Jen would have sex with me, but that was about it, she never initiated contact with me. She barley ever touched me, even when we did have sex.
Heather Joneszerocoolphreak on November 4th, 2005 03:12 am (UTC)
I went through a time period of well over a month with my last boyfriend where he would not touch me, we weren't having sex, and we barely even talked. All I could think that whole time was "what the hell is wrong with me? Why is he suddenly so repulsed by me?" I basically went to his place just to be miserable and hate myself, hoping that he would at least try and touch me, even just on the arm or shoulder while talking. There was nothing.
Heather Joneszerocoolphreak on November 4th, 2005 03:22 am (UTC)
You won't take it for too long. hmm.... shouldn't I be saying the same thing? Isn't that exactly what I have said? You are nowhere near what I have done for over six months now. You've had it easy. I pay for 95 percent of our eating out, going to movies... I've driven you around a lot even when I really didn't want to... If you are really that close to your breaking point, then what the hell did I do that was so wrong to push you there except buy you food all the time, try to ensure that you had a place to sleep, pay for your leisure activities (how many movies and concerts have I paid for now??)... etc.? I know these acts of kindness I have shown have not gone un-noticed, you've told me that I am great to you.... but when will this be an equal relationship? Is that so much for me to ask? That we both pay for these things, that sometimes you can treat me to dinner and a movie or take me out for a change? Now who would actually be closer to a breaking point? I love you, and you know that, but I really don't think this is too much to ask for considering how much I have done for you.
Nathannatetheoriginal on November 4th, 2005 03:32 am (UTC)
You know if it's that big of deal then don't buy anything for me anymore. I'll get by.

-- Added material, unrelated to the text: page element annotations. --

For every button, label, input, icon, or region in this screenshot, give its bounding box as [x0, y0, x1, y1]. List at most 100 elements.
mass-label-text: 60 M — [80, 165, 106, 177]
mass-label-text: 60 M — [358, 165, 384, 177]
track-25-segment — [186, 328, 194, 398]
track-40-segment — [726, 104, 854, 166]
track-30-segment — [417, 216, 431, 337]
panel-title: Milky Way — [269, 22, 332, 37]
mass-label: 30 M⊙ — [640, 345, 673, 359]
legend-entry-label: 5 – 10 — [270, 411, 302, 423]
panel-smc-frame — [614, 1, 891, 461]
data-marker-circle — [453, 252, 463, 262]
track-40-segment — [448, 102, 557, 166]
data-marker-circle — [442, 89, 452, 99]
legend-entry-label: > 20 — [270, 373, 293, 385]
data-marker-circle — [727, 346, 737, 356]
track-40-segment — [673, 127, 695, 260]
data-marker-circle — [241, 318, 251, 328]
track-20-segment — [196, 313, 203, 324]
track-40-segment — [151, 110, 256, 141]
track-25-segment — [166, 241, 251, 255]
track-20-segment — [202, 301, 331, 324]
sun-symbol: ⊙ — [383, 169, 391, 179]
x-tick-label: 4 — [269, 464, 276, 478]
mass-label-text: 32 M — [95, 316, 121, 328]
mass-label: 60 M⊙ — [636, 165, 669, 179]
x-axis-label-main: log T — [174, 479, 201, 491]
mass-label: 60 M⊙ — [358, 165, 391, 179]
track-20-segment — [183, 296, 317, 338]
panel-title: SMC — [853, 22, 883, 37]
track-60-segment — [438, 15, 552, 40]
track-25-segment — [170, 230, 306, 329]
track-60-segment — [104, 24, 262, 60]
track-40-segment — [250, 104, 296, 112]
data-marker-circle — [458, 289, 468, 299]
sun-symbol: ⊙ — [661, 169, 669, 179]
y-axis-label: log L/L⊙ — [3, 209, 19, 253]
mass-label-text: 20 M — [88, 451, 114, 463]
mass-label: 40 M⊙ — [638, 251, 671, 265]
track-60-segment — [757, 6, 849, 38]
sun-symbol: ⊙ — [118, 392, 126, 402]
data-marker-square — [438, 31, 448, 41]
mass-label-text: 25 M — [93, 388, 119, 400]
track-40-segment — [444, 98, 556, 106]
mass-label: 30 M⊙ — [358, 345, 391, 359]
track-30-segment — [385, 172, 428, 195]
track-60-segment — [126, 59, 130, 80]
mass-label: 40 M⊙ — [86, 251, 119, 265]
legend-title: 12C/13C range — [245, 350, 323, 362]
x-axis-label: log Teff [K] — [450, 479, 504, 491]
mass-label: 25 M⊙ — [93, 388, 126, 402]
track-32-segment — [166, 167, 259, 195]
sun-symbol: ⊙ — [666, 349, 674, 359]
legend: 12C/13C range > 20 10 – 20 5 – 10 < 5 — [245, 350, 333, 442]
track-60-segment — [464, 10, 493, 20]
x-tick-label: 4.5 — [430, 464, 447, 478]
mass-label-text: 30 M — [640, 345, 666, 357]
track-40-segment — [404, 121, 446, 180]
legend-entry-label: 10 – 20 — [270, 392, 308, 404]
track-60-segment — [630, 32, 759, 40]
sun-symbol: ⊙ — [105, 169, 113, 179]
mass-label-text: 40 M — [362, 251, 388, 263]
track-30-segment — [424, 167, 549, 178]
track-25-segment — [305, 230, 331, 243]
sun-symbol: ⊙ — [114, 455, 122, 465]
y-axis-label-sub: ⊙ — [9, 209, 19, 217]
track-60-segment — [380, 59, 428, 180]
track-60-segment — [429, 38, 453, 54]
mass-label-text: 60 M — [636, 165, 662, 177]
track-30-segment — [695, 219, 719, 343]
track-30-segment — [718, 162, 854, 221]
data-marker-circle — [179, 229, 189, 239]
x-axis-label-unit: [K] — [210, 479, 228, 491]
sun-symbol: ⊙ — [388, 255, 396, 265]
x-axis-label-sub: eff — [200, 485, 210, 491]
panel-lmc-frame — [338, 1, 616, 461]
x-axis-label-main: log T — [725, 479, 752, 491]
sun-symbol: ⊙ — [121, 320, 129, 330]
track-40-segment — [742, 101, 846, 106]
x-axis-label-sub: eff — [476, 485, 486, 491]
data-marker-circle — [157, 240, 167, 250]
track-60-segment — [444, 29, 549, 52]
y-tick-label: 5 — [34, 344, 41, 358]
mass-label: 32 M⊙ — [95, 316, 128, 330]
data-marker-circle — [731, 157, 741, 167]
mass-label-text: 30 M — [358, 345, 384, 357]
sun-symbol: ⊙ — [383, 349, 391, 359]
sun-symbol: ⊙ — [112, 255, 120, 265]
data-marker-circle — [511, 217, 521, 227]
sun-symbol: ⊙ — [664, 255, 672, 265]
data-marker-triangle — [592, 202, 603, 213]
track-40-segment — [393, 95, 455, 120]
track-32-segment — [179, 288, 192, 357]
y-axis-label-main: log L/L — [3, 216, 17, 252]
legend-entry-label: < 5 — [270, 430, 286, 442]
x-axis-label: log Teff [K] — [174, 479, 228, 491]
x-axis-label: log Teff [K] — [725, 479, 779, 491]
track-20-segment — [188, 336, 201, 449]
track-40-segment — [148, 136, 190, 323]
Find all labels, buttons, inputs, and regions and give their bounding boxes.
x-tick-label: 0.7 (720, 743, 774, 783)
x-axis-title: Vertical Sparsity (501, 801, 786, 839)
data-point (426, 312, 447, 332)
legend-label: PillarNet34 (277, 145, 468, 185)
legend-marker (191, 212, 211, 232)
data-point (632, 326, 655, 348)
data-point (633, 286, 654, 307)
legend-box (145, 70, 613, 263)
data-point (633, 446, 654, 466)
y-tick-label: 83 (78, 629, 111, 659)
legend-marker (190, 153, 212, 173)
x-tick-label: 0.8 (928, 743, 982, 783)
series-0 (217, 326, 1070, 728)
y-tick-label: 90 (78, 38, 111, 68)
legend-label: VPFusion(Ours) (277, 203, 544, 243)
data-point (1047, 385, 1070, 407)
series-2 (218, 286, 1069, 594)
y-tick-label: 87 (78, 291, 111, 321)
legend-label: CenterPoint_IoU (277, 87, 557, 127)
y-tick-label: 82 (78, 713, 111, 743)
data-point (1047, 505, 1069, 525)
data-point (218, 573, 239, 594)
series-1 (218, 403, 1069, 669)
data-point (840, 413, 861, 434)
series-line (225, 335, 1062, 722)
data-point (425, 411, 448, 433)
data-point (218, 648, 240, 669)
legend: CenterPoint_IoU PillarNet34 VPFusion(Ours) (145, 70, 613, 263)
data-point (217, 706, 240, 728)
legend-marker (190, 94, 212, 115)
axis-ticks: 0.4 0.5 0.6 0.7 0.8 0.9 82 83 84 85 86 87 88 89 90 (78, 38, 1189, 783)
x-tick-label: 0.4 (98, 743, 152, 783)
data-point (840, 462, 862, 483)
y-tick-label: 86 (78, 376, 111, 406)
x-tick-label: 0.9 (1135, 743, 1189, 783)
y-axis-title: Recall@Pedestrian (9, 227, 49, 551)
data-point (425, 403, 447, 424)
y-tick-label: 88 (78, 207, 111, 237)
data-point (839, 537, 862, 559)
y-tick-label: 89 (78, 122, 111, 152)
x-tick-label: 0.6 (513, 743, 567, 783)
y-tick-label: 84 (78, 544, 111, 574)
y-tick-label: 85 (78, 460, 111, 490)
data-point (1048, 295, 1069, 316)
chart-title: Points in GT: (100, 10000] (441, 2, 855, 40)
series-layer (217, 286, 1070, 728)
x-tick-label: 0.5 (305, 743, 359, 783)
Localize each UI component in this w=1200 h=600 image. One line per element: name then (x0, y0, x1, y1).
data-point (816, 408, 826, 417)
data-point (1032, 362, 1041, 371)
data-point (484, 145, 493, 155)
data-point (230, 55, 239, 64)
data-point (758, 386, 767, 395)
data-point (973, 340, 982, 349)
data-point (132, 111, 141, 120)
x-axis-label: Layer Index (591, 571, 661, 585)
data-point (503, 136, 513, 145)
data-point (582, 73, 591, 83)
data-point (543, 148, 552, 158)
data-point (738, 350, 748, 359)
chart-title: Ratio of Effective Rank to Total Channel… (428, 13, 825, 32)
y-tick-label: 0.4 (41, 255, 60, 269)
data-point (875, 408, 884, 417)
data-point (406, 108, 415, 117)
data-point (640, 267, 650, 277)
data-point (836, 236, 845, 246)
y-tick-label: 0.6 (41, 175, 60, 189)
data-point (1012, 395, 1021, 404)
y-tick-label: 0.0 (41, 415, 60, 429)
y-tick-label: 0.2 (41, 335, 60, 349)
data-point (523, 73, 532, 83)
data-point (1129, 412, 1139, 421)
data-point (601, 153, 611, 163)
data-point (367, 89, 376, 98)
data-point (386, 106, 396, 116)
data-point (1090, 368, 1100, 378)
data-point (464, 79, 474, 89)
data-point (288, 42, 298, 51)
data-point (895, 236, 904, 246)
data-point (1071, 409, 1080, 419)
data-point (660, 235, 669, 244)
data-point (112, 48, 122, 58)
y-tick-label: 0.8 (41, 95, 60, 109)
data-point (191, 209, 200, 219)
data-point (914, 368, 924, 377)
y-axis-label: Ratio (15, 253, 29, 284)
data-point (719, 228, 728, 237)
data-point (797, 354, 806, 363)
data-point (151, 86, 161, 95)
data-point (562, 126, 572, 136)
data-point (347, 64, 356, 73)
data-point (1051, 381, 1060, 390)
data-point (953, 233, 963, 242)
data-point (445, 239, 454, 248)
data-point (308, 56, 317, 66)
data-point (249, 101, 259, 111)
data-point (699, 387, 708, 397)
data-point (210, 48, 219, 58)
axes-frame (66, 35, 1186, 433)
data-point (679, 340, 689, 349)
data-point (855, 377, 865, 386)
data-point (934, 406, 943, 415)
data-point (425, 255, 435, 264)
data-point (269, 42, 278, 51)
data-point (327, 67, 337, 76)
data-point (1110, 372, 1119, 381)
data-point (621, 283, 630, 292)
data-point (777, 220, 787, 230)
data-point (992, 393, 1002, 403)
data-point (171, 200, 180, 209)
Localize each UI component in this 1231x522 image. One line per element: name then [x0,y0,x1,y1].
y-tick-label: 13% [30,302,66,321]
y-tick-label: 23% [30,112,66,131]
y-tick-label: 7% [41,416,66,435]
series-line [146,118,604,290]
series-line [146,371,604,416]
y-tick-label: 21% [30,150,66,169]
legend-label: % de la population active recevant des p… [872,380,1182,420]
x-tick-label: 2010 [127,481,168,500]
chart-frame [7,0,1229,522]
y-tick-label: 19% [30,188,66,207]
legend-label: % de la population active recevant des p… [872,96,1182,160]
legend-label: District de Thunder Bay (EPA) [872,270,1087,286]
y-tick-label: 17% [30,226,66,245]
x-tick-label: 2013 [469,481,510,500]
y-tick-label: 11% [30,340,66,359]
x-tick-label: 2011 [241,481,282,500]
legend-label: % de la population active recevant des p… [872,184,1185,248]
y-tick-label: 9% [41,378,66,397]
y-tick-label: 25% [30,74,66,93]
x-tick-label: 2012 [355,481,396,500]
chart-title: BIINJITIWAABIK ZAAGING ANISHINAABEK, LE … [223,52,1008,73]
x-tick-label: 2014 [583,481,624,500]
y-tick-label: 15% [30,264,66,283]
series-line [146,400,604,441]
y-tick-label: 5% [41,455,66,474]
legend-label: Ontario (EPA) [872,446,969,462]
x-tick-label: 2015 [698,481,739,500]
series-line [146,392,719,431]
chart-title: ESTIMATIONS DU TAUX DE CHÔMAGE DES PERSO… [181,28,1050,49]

That kind of stuff means nothing to me compared with how we actually get along and being treated with respect.

I don't care if you buy shit for me, just be nice to me. That's more important.
Heather Joneszerocoolphreak on November 4th, 2005 09:11 pm (UTC)
Ya know what, this is all bullshit. Every person I have ever dated is so ungrateful that they can't even see when I'm being nice. All I do is give give give and I never get anything. No, that's not true, I do get told that I am a mean and nasty bitch for all the nice things I do. Everyone just thinks I am this horrible person when all I am is nice to people. I have been taken advantage of by every one of my friends (with the exception of stacy or keith). I always give my friends rides when they ask, I am always the one paying for things, I buy friends food too and not just you.... I do so much for everyone and nobody ever acknowledges it or tries to do anything nice for me. I don't think I believe in karma, because if it were real, I would get something out of this, but I get nothing. Why do I even bother being nice to people, if they can't be nice to me?

But whatever, I guess I'm just doomed to being a mean and nasty bitch. I'm never nice to people, I don't know how to be nice to people. All I ever do is be mean. I never help people out or do good things for them. No, I don't do any of this.

Whatever. It's not like anybody cares about me or how I feel. It's not like anybody ever has. I am just not important enough. I don't get respect either.